Okay, and there is a cute baby elephant to make everyone feel better.

Alice is researching grief in elephants when a stranger comes to visit the reserve in Africa. She assumes he is another zookeeper or circus manager, both of which she has no respect for, because of how they treat animals, and she is ready to dismiss him, until she learns that he runs a rescue organization in the US, for elephants that have been mistreated by humans and need space to recover and find themselves again. It’s love.

Jenna is searching for her mother, Alice, who went missing one tragic night on her father’s elephant reserve. Her father never reported her mother missing, neither did the grandmother with whom Jenna lives, now. She would do anything to find Alice, which leads her to the door of a failed former psychic and the steps of the detective who brought her mother to the hospital just before she vanished.

“I wonder if, as you get older, you stop missing people so fiercely. Maybe growing up is just focusing on what you’ve got, instead of what you don’t.”
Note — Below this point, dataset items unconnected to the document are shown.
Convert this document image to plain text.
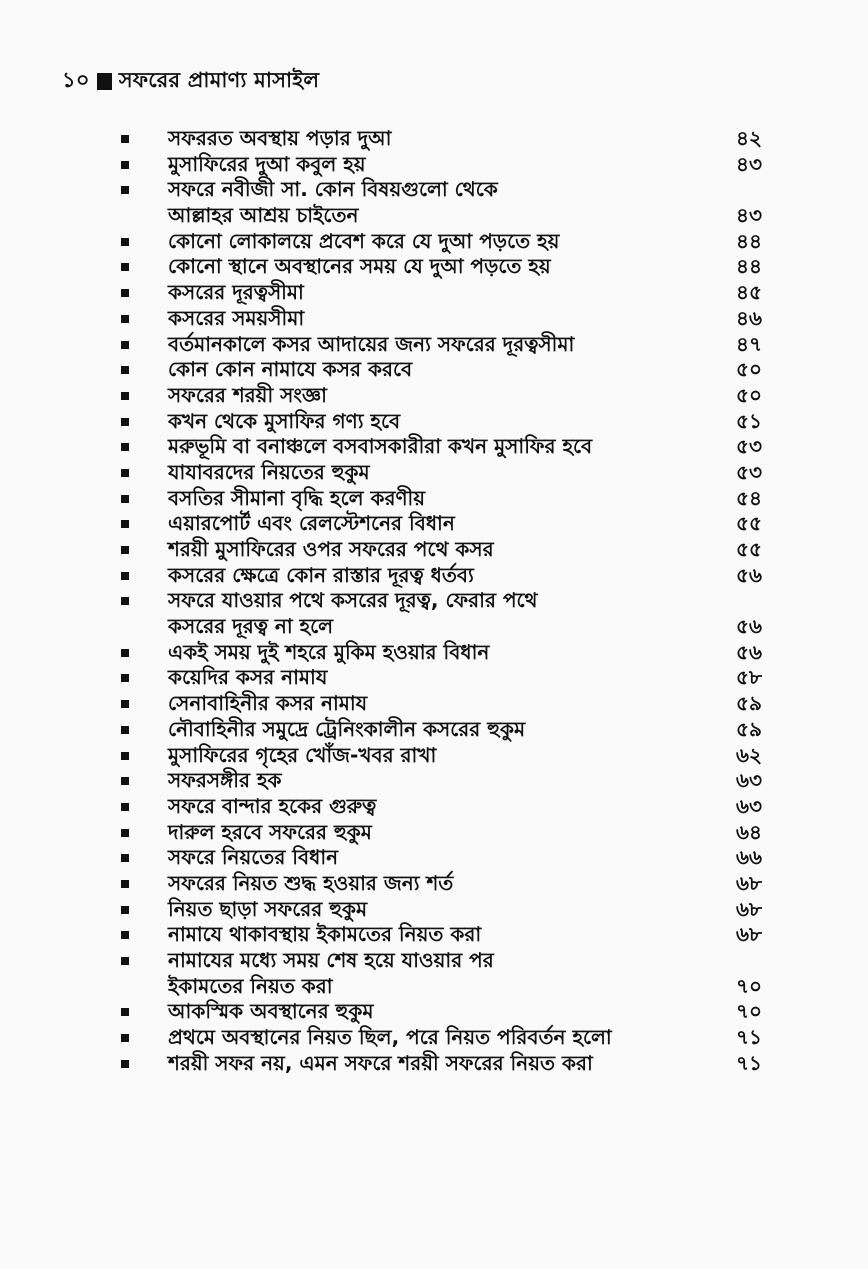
১০ সফরের প্রামাণ্য মাসাইল
সফররত অবস্থায় পড়ার দুআ	৪২
মুসাফিরের দুআ কবুল হয়	৪৩
সফরে নবীজী সা. কোন বিষয়গুলো থেকে
আল্লাহর আশ্রয় চাইতেন	৪৩
কোনো লোকালয়ে প্রবেশ করে যে দুআ পড়তে হয়	৪৪
কোনো স্থানে অবস্থানের সময় যে দুআ পড়তে হয়	৪৪
কসরের দূরত্বসীমা	৪৫
কসরের সময়সীমা	৪৬
বর্তমানকালে কসর আদায়ের জন্য সফরের দূরত্বসীমা	৪৭
কোন কোন নামাযে কসর করবে	৫০
সফরের শরয়ী সংজ্ঞা	৫০
কখন থেকে মুসাফির গণ্য হবে	৫১
মরুভূমি বা বনাঞ্চলে বসবাসকারীরা কখন মুসাফির হবে	৫৩
যাযাবরদের নিয়তের হুকুম	৫৩
বসতির সীমানা বৃদ্ধি হলে করণীয়	৫৪
এয়ারপোর্ট এবং রেলস্টেশনের বিধান	৫৫
শরয়ী মুসাফিরের ওপর সফরের পথে কসর	৫৫
কসরের ক্ষেত্রে কোন রাস্তার দূরত্ব ধর্তব্য	৫৬
সফরে যাওয়ার পথে কসরের দূরত্ব, ফেরার পথে
কসরের দূরত্ব না হলে	৫৬
একই সময় দুই শহরে মুকিম হওয়ার বিধান	৫৬
কয়েদির কসর নামায	৫৮
সেনাবাহিনীর কসর নামায	৫৯
নৌবাহিনীর সমুদ্রে ট্রেনিংকালীন কসরের হুকুম	৫৯
মুসাফিরের গৃহের খোঁজ-খবর রাখা	৬২
সফরসঙ্গীর হক	৬৩
সফরে বান্দার হকের গুরুত্ব	৬৩
দারুল হরবে সফরের হুকুম	৬৪
সফরে নিয়তের বিধান	৬৬
সফরের নিয়ত শুদ্ধ হওয়ার জন্য শর্ত	৬৮
নিয়ত ছাড়া সফরের হুকুম	৬৮
নামাযে থাকাবস্থায় ইকামতের নিয়ত করা	৬৮
নামাযের মধ্যে সময় শেষ হয়ে যাওয়ার পর
ইকামতের নিয়ত করা	৭০
আকস্মিক অবস্থানের হুকুম	৭০
প্রথমে অবস্থানের নিয়ত ছিল, পরে নিয়ত পরিবর্তন হলো	৭১
শরয়ী সফর নয়, এমন সফরে শরয়ী সফরের নিয়ত করা	৭১
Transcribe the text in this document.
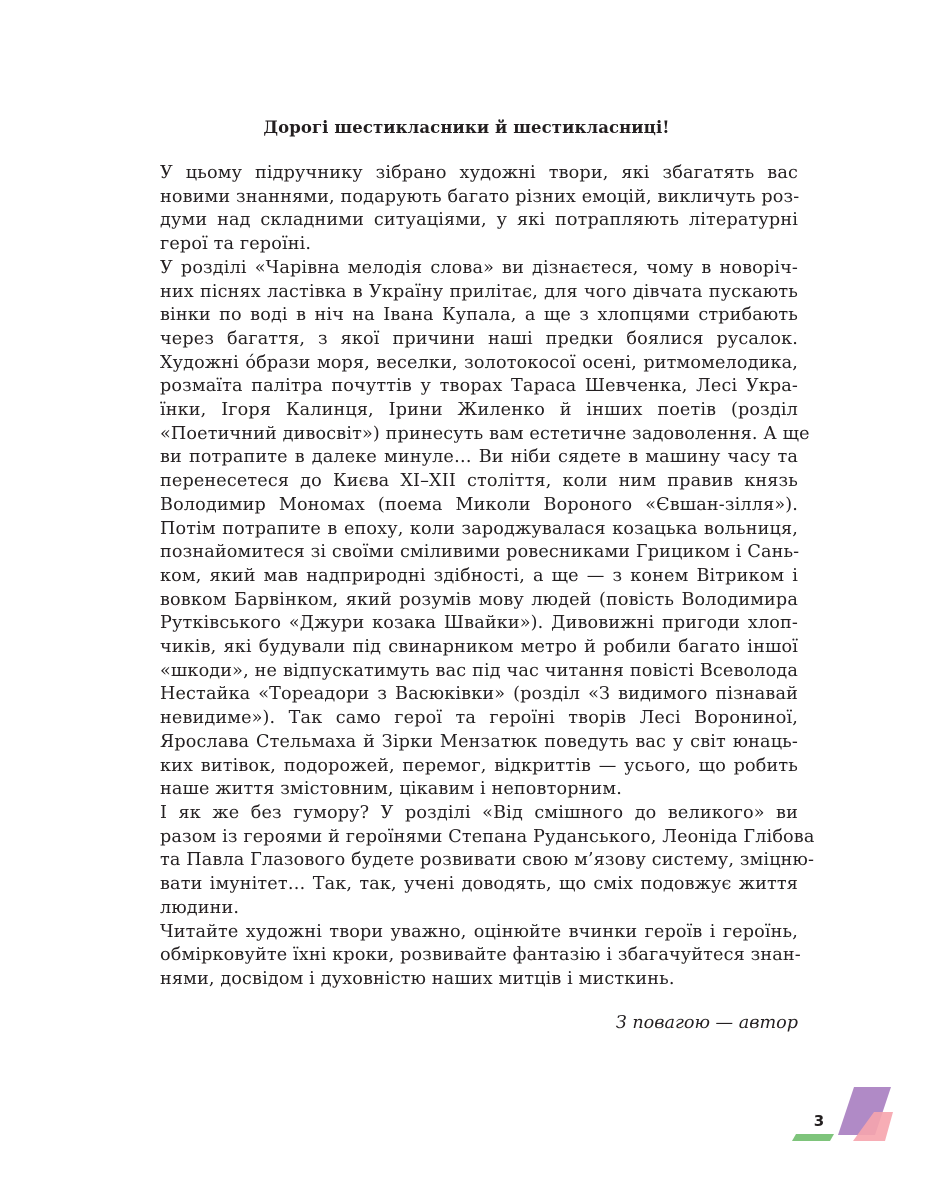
Дорогі шестикласники й шестикласниці!

У цьому підручнику зібрано художні твори, які збагатять вас
новими знаннями, подарують багато різних емоцій, викличуть роз-
думи над складними ситуаціями, у які потрапляють літературні
герої та героїні.

У розділі «Чарівна мелодія слова» ви дізнаєтеся, чому в новоріч-
них піснях ластівка в Україну прилітає, для чого дівчата пускають
вінки по воді в ніч на Івана Купала, а ще з хлопцями стрибають
через багаття, з якої причини наші предки боялися русалок.
Художні óбрази моря, веселки, золотокосої осені, ритмомелодика,
розмаїта палітра почуттів у творах Тараса Шевченка, Лесі Укра-
їнки, Ігоря Калинця, Ірини Жиленко й інших поетів (розділ
«Поетичний дивосвіт») принесуть вам естетичне задоволення. А ще
ви потрапите в далеке минуле… Ви ніби сядете в машину часу та
перенесетеся до Києва XI–XII століття, коли ним правив князь
Володимир Мономах (поема Миколи Вороного «Євшан-зілля»).
Потім потрапите в епоху, коли зароджувалася козацька вольниця,
познайомитеся зі своїми сміливими ровесниками Грициком і Сань-
ком, який мав надприродні здібності, а ще — з конем Вітриком і
вовком Барвінком, який розумів мову людей (повість Володимира
Рутківського «Джури козака Швайки»). Дивовижні пригоди хлоп-
чиків, які будували під свинарником метро й робили багато іншої
«шкоди», не відпускатимуть вас під час читання повісті Всеволода
Нестайка «Тореадори з Васюківки» (розділ «З видимого пізнавай
невидиме»). Так само герої та героїні творів Лесі Ворониної,
Ярослава Стельмаха й Зірки Мензатюк поведуть вас у світ юнаць-
ких витівок, подорожей, перемог, відкриттів — усього, що робить
наше життя змістовним, цікавим і неповторним.

І як же без гумору? У розділі «Від смішного до великого» ви
разом із героями й героїнями Степана Руданського, Леоніда Глібова
та Павла Глазового будете розвивати свою м’язову систему, зміцню-
вати імунітет… Так, так, учені доводять, що сміх подовжує життя
людини.

Читайте художні твори уважно, оцінюйте вчинки героїв і героїнь,
обмірковуйте їхні кроки, розвивайте фантазію і збагачуйтеся знан-
нями, досвідом і духовністю наших митців і мисткинь.

З повагою — автор
3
Serenity once had a gift. From the time she was a child, she could talk to the dead, see them wandering about the living, connect with them through her spirit guides. But when she got too cocky about her gift and made a huge public mistake, she was ruined professionally, and in anger she dismissed her spirit guides, telling them to leave her – and they did, along with her psychic powers. How can she help this girl who has come to her in need, when she’s lost touch with the world she was once such a part of?
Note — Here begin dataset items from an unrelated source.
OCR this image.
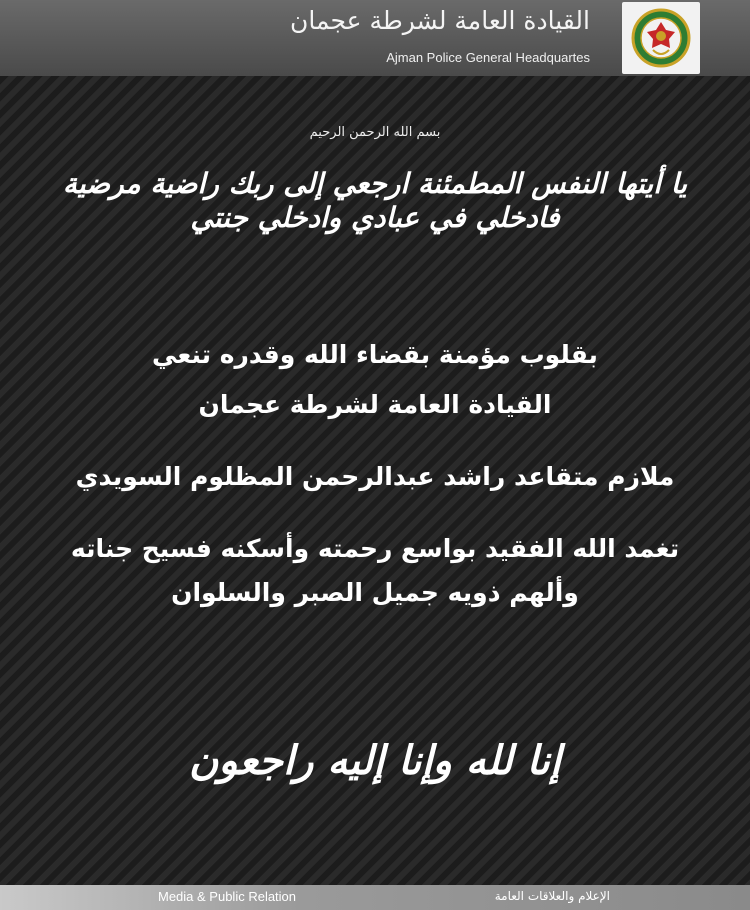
القيادة العامة لشرطة عجمان
Ajman Police General Headquartes
بسم الله الرحمن الرحيم
يا أيتها النفس المطمئنة ارجعي إلى ربك راضية مرضية فادخلي في عبادي وادخلي جنتي
بقلوب مؤمنة بقضاء الله وقدره تنعي
القيادة العامة لشرطة عجمان
ملازم متقاعد راشد عبدالرحمن المظلوم السويدي
تغمد الله الفقيد بواسع رحمته وأسكنه فسيح جناته
وألهم ذويه جميل الصبر والسلوان
إنا لله وإنا إليه راجعون
Media & Public Relation	الإعلام والعلاقات العامة
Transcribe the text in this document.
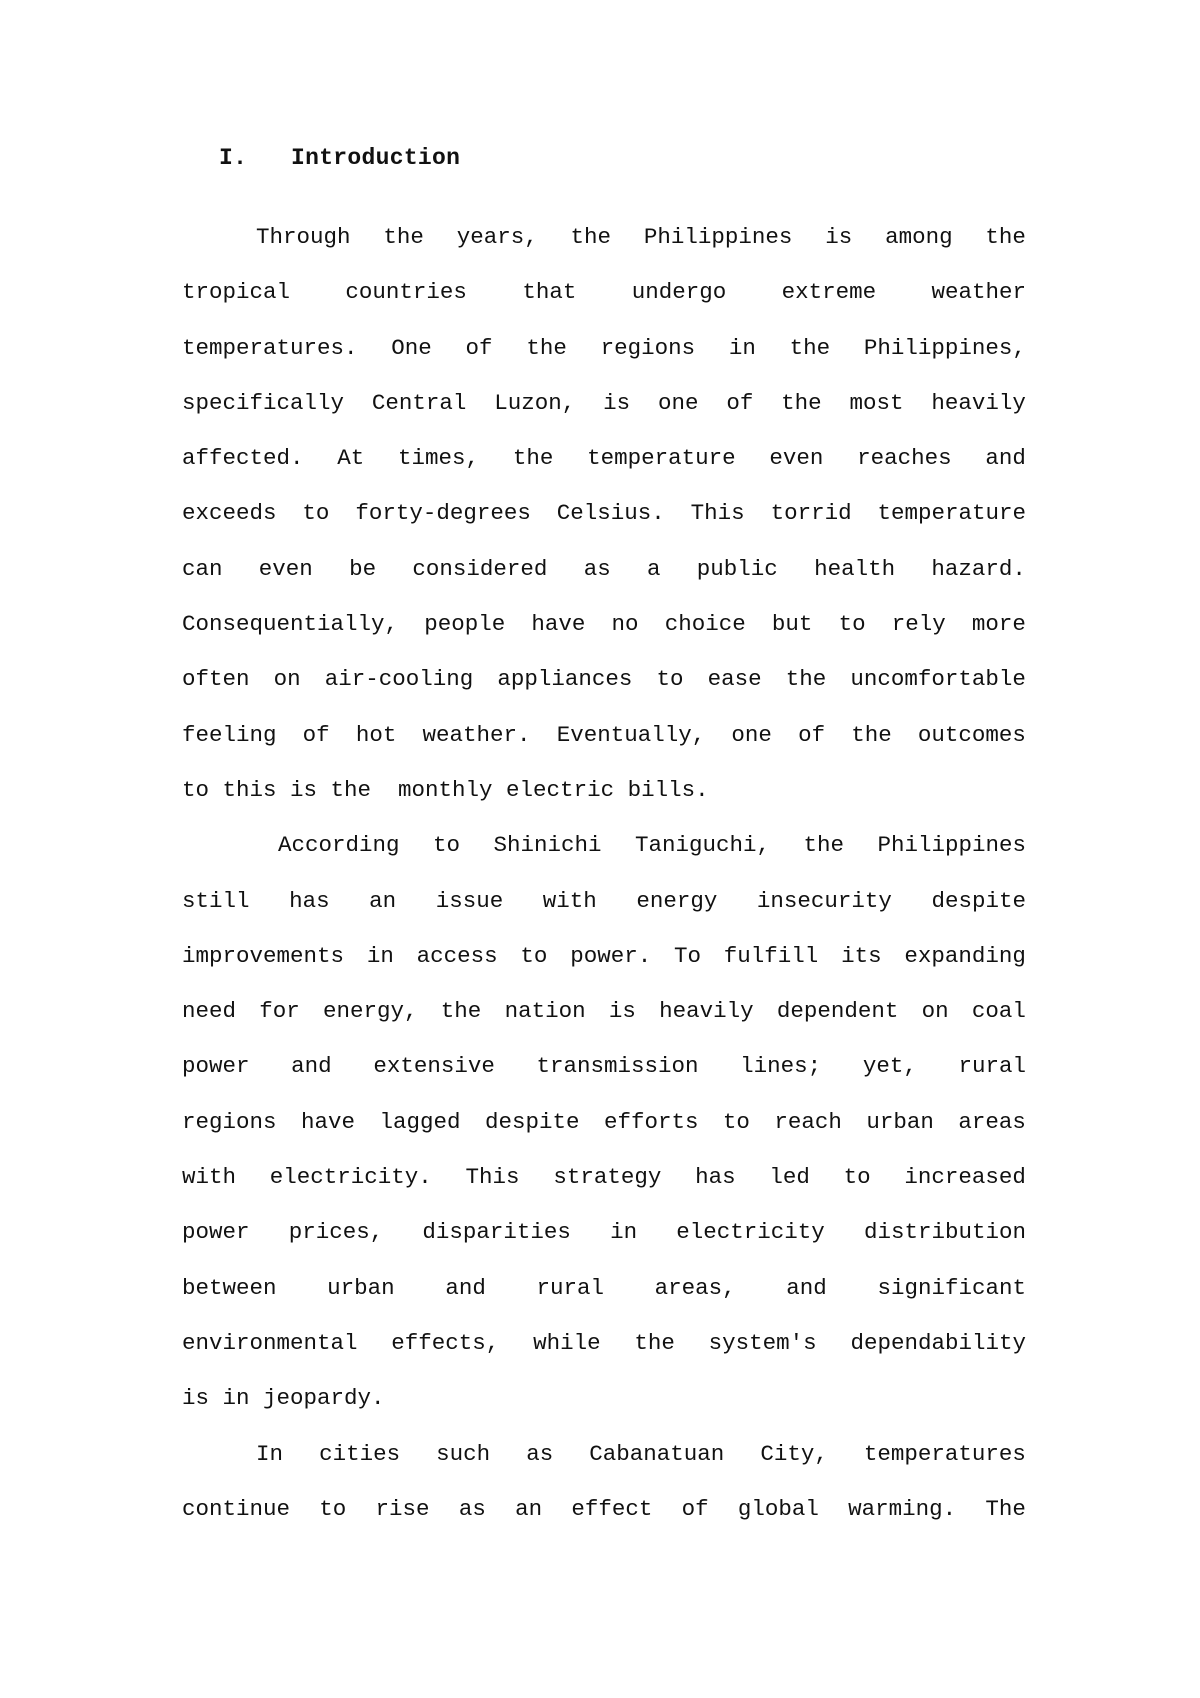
I. Introduction
Through the years, the Philippines is among the
tropical countries that undergo extreme weather
temperatures. One of the regions in the Philippines,
specifically Central Luzon, is one of the most heavily
affected. At times, the temperature even reaches and
exceeds to forty-degrees Celsius. This torrid temperature
can even be considered as a public health hazard.
Consequentially, people have no choice but to rely more
often on air-cooling appliances to ease the uncomfortable
feeling of hot weather. Eventually, one of the outcomes
to this is the  monthly electric bills.
According to Shinichi Taniguchi, the Philippines
still has an issue with energy insecurity despite
improvements in access to power. To fulfill its expanding
need for energy, the nation is heavily dependent on coal
power and extensive transmission lines; yet, rural
regions have lagged despite efforts to reach urban areas
with electricity. This strategy has led to increased
power prices, disparities in electricity distribution
between urban and rural areas, and significant
environmental effects, while the system's dependability
is in jeopardy.
In cities such as Cabanatuan City, temperatures
continue to rise as an effect of global warming. The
And then there is Marrah, an elephant with a tragic history of abuse, who arrives at the reserve pregnant – though no one knows it yet. When she goes into labor something is obviously wrong, but no one wants to hear that from Alice, and eventually Alice alone is left to witness the birth, and Marrah’s loss of her baby. Alice has to take the place of the other elephants which should be there to support Marrah, creating an unquestionable bond between the two. What would Marrah do to protect Alice and her own baby, Jenna?
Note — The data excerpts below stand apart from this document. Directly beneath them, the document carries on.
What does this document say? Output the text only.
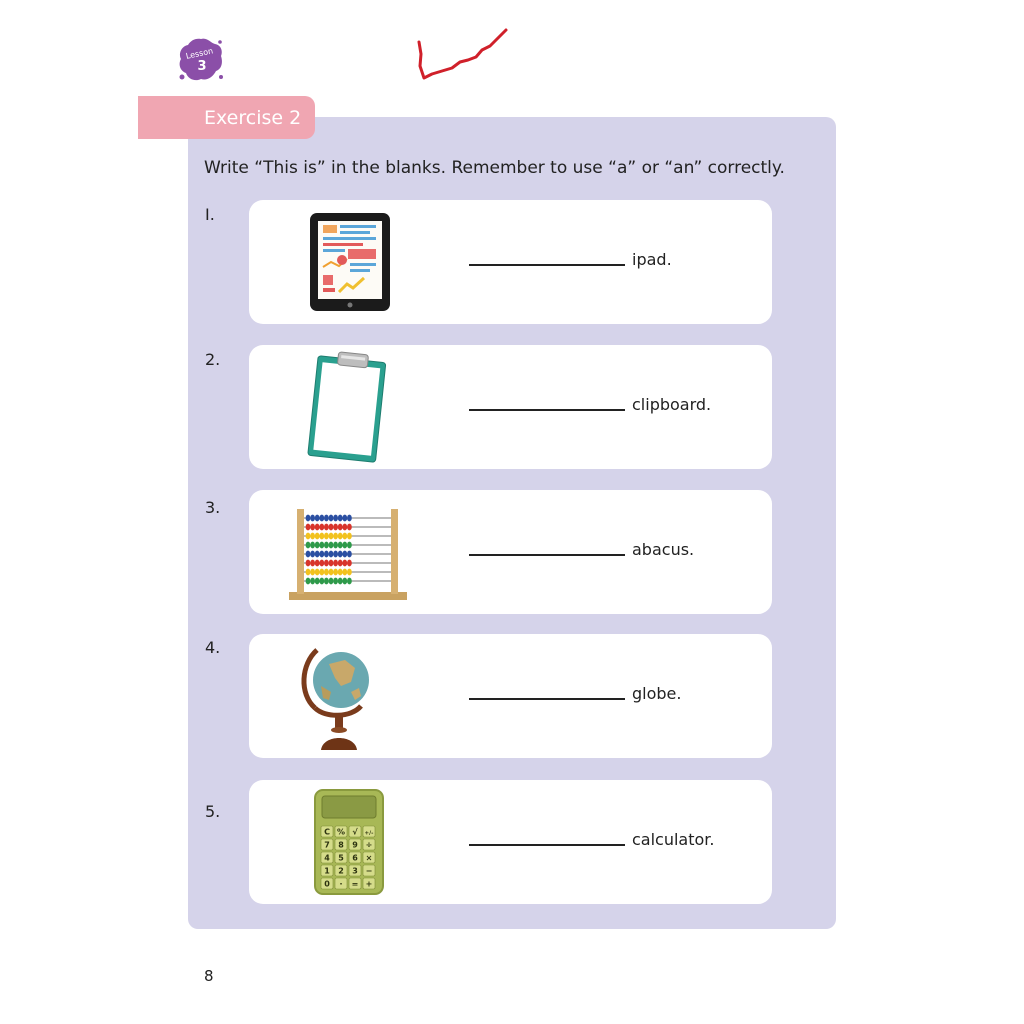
Lesson
3
Exercise 2
Write “This is” in the blanks. Remember to use “a” or “an” correctly.
I.
ipad.
2.
clipboard.
3.
abacus.
4.
globe.
5.
C % √ +/-
7 8 9 ÷
4 5 6 ×
1 2 3 −
0 · = +
calculator.
8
These stories are sad, weaving back and forth through time and from the perspectives of the different characters. And this book is very character driven. I came to love the women in this book – some of the men too. Okay, only Virgil, but he’s very special, in the way that I love Worf on Star Trek because he’s so grumpy and awful and unlovable most of the time but has this amazing heart on the inside and loyalty that will outshine anyone else.

And of course, I really enjoyed the writing. I love Picoult as an author, and like most of her books this one had a “big twist” that left me a little breathless. Though it certainly explained a lot, and I didn’t get mad at her for it as I have with some books. The prose is lovely, and just the style I like to read, and her research was impeccable – do read the notes at the end of the book for the real-life stories of the elephants, in particular, that inspired the book.

“There are an endless number of people who have left a love-shaped hole in the heart of someone else. Eventually someone brave and stupid will come along and try to fill that hole. But it never works, and so instead, that selfless soul winds up with a gap in his heart, too. And so on. It’s a miracle that anyone survives, when so much of us is missing.”